Is Enterprise Governance a board or management issue?


While quite a substantial amount is known about Enterprise Risk Management (ERM), significantly less is known about Enterprise Governance (EG) – perhaps because EG is a much later construct in the corporate management pantheon. It also explains why little is known or realised about what EG can do for organisations. The International Federation of Accountants (IFAC) describes it as the responsibilities and practices exercised by the board and management to provide strategic direction for the organisation, but this may be a bit too general because EG actually goes beyond just “providing strategic direction.” EG has far-reaching implications and consequences, and, if done right, is capable of pushing the organisation to the top of the class.

EG basically supports and evaluates board performance and provides a feedback loop into strategy and execution. Currently, there is a myriad of tools and apps to gauge how management is doing but other than the tacit approval – and increments – of directors’ fees, what other way is there to measure how directors are performing? Are they effective in their positions? Are they doing what they are supposed to do? How can shareholders and stakeholders tell? EG generally consists of two parts: conformance and performance. Conformance is similar to corporate governance, and is more concerned with compliance with rules, regulations and requirements. Performance, on the other hand, shows how good the board has been about making its strategy work.
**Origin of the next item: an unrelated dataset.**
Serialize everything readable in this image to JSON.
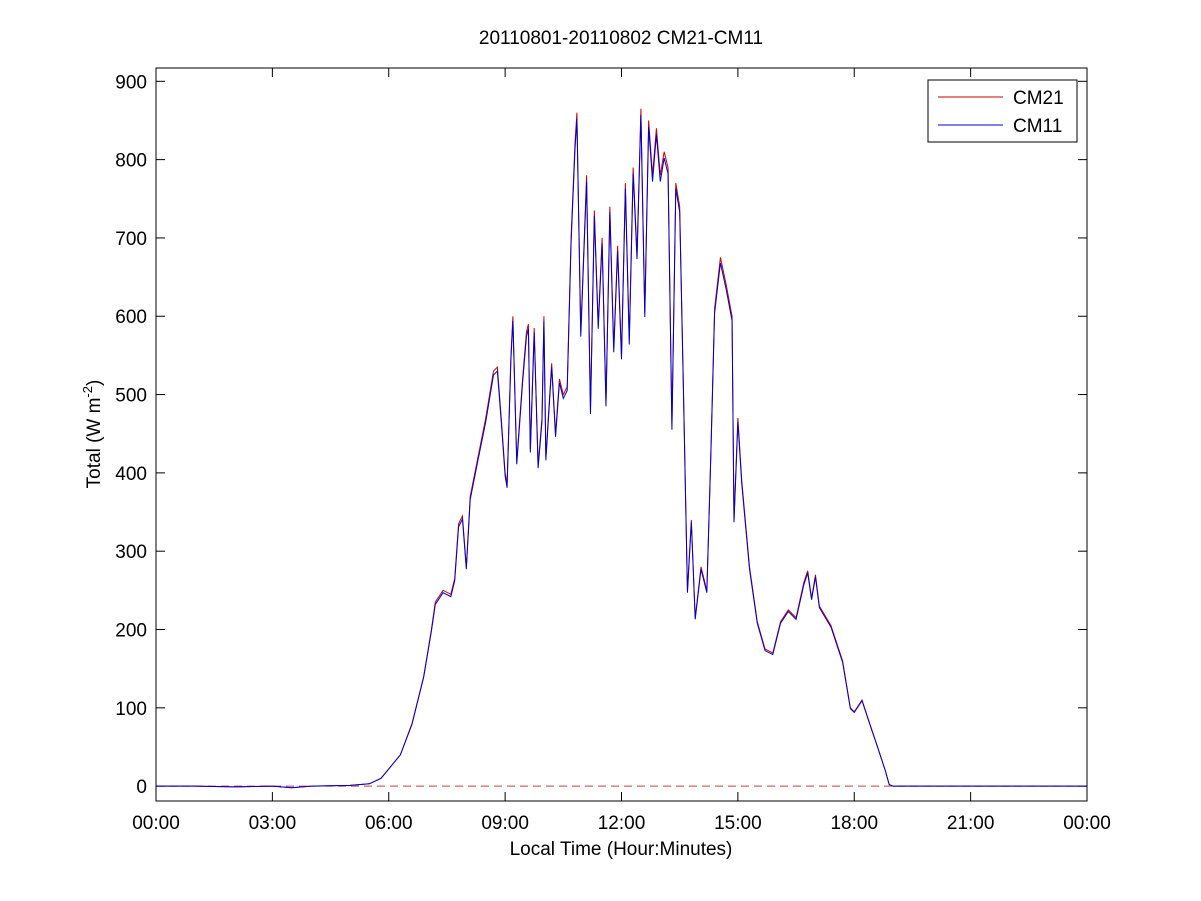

That implies, of course, that the strategy is a workable one, but EG is not as straightforward as handing over a set of procedures to management to be followed; it is also about using the firm’s resources and capabilities responsibly and with full accountability. Effective EG will produce sustainable revenue and create value for the organisation, thereby increasing its competitive edge. Organisations are increasingly evaluating board performance, using an EG framework to do so. This framework assesses risks and manages them using the organisation’s resources, as part of the board’s task of establishing the organisation’s risk appetite, its key performance drivers and key decision-making points.

The board does this in collaboration with management, over which it exercises oversight. Research has shown that the lack of EG in many cases underpins strategic failure because good corporate governance on its own is not enough to create success for the organisation. A firm’s conformance, i.e., adherence to rules, regulations and requirements, must be balanced with its performance – the tools, techniques, frameworks, processes, procedures and other resources which it applies towards maintaining itself as a going concern. The performance part of EG is not easy to identify or manage as it involves many elements that are not immediately obvious and may require a different approach.

Many companies do quite well when managing the conformance element but fall short when it comes to strategising. Admittedly, it is not easy to police or apply oversight to yourself, which is what EG requires of the board. You have to keep asking yourself, “Is this the right thing to do?” and “Did we make the right decision?” or “Is this strategy working?” – and be prepared to make an abrupt about-turn if it isn’t! Of course, a small committee within the board could be tasked with this sort of oversight but ultimately, the board will have to make the hard decisions. It is hard to know when you’ve hit the sweet spot, where conformance and performance are in balance.

Properly developed, the framework of EG takes into account both corporate and business governance, supports the board in making strategic decisions while understanding the organisation’s risk appetite, its strengths and weaknesses; and, leveraging on its resources, guides it correctly towards achieving its objectives.